In a recent piece in the New Yorker on why Greece is utterly fucked, James Surowiecki points to an ingrained culture of tax evasion among the Greeks (having been married to one for twelve years, I can attest to their being a skeevy, yet lovable, bunch of swarthy little fuckers, God love ‘em). He cites a study by the economist Martin Halla showing that tax morale—our willingness to actually pay our taxes—among second generation American immigrants reflects their country of origin. If you didn’t like paying taxes in the Old Country, you won’t do it over here. Neither will your kids. Or grandkids.
Q.E.D.
We pass things down. We can’t help it. Often, what is transmitted across generations is encoded or encrypted in, or under, or behind, other stuff. It’s unconscious. But it happens. Let me end this post with an anecdote illustrating my point.
My daughter was recently having a disagreement with a little boy at her school. Because I am an enlightened and progressive parent, I discussed the issue with her instead of merely barking, “You’ll behave at that school I pay twelve large a year to send you to or I’ll break your head.” As we spoke, she flipped her hand dismissively—a gesture eerily reminiscent of my grandmother of blessed memory, olov hasholem—and said, “Him I don’t like.”

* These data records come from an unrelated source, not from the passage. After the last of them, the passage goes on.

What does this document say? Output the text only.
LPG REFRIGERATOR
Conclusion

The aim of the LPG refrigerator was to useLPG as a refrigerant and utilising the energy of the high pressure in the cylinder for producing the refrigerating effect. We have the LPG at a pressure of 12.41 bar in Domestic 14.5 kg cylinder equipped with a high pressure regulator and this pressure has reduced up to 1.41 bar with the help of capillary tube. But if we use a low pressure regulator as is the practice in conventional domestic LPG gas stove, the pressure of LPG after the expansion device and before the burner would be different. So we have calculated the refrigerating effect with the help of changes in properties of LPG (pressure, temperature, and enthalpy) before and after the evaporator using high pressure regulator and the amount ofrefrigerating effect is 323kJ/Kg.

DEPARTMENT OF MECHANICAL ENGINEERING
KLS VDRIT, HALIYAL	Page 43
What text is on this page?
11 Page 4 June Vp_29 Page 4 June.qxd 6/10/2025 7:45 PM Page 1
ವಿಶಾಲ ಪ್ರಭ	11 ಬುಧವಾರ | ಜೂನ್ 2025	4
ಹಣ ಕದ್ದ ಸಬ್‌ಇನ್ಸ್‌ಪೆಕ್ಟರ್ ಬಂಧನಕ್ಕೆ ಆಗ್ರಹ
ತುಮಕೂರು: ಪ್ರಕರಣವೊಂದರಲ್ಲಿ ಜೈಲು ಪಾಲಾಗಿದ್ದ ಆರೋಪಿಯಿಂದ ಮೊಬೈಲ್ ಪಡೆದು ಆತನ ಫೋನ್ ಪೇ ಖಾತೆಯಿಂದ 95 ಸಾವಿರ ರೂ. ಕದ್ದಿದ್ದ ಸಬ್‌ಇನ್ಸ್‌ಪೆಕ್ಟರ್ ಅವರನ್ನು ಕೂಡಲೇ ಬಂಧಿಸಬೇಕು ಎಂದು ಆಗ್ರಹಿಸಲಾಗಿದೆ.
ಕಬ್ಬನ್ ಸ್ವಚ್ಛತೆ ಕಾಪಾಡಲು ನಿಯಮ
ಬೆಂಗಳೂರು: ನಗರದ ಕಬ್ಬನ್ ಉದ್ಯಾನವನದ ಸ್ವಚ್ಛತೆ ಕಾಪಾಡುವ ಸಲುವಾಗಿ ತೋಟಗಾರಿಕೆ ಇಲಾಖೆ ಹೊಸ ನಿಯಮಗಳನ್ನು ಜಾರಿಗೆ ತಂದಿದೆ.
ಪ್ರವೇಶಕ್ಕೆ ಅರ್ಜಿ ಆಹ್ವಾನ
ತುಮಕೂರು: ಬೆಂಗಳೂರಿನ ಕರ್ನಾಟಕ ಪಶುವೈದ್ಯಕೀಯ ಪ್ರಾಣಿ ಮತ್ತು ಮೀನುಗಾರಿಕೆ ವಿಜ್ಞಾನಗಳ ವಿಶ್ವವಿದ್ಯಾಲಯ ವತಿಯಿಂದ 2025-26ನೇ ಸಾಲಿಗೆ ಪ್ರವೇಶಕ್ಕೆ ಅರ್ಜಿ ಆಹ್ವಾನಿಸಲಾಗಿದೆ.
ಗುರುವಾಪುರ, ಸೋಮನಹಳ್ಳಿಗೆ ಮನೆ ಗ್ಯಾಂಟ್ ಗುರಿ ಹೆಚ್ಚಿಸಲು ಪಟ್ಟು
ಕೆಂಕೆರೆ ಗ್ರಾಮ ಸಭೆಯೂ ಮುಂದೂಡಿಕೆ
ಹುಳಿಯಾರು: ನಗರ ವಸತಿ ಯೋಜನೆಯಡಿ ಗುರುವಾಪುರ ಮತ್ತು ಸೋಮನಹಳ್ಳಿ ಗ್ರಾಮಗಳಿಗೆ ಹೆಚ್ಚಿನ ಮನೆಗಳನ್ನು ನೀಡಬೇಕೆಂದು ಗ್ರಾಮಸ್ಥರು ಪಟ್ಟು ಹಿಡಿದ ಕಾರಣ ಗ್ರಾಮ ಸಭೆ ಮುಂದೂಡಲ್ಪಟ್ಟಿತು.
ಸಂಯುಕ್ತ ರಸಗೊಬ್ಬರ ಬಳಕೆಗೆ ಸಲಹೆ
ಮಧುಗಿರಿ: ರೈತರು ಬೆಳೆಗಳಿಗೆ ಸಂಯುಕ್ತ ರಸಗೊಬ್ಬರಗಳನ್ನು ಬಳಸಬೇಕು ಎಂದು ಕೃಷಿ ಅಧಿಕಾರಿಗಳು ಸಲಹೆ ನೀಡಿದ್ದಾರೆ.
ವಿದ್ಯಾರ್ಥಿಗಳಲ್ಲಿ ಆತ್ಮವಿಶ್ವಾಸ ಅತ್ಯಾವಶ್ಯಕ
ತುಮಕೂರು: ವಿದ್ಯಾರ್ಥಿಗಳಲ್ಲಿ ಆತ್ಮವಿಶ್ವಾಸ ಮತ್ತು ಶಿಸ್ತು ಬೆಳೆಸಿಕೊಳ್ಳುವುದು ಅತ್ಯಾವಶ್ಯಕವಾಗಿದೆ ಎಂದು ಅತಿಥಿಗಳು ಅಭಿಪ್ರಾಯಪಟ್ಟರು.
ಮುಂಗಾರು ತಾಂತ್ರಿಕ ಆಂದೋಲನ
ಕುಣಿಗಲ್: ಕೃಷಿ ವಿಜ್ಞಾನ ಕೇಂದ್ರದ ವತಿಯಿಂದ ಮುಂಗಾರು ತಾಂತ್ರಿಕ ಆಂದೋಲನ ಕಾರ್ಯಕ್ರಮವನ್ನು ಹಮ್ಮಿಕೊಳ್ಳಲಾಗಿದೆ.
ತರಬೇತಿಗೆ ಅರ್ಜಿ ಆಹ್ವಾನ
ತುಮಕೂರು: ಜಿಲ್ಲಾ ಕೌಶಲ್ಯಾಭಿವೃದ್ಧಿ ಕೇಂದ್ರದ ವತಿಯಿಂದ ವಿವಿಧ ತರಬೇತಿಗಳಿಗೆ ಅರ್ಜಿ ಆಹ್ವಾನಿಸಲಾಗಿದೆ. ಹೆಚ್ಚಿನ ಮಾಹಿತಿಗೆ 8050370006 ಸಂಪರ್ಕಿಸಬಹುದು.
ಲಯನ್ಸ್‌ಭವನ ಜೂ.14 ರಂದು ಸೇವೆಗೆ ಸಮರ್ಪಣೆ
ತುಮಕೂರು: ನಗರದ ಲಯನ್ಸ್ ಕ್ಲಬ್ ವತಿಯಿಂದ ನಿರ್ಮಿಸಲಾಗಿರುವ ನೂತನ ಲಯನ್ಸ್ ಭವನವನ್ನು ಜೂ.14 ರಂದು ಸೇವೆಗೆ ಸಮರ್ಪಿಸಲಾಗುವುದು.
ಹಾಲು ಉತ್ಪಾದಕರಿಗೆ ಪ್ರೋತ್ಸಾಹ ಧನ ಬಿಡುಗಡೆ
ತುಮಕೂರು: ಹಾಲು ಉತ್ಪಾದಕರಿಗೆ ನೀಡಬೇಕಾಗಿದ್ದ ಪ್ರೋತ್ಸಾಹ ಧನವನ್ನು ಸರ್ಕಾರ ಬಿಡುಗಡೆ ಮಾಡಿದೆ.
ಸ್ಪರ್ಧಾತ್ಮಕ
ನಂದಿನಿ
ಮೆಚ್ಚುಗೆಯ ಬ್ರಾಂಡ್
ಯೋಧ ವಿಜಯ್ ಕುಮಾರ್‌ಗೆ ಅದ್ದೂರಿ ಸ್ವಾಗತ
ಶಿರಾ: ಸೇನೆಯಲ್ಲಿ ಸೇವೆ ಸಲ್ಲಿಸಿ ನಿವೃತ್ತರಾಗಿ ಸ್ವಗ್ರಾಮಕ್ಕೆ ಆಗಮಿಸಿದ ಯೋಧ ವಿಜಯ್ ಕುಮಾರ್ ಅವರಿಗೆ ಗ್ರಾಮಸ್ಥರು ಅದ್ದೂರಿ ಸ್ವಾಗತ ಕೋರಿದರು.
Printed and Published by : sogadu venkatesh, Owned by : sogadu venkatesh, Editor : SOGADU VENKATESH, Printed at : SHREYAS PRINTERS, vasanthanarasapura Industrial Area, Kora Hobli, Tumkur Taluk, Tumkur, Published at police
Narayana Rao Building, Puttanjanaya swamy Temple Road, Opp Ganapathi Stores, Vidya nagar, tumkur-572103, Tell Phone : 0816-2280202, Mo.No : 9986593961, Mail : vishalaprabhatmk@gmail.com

What struck me was that she’d put the direct object before the subject—a sentence construction that sounds a little weird in English, but would sound totally natural to a Yiddish speaker, in which language it is the norm to put the predicate before the subject: “Good I don’t feel.” “Beautiful her dress was.” “Milk we’re out of and we need to go buy.”
My daughter is precisely one-quarter Jewish and speaks not a word of Yiddish. But she’d used a very Yiddish-sounding grammatical construct. She did this because I do it; I do it because my mother does it; and my mother does it because her mother did it, because her parents were Yiddish speakers. That’s five generations, in case you’re counting.
Imagine what else we pass on to our children without noticing. Imagine what other echoes of the Old Country are encoded in our gestures, our language, our reactions, our values. We are palimpsests, we humans—we’ve been overwritten a thousand times, and yet, as the old Roman poet said, “Scripta manent”—what is written remains.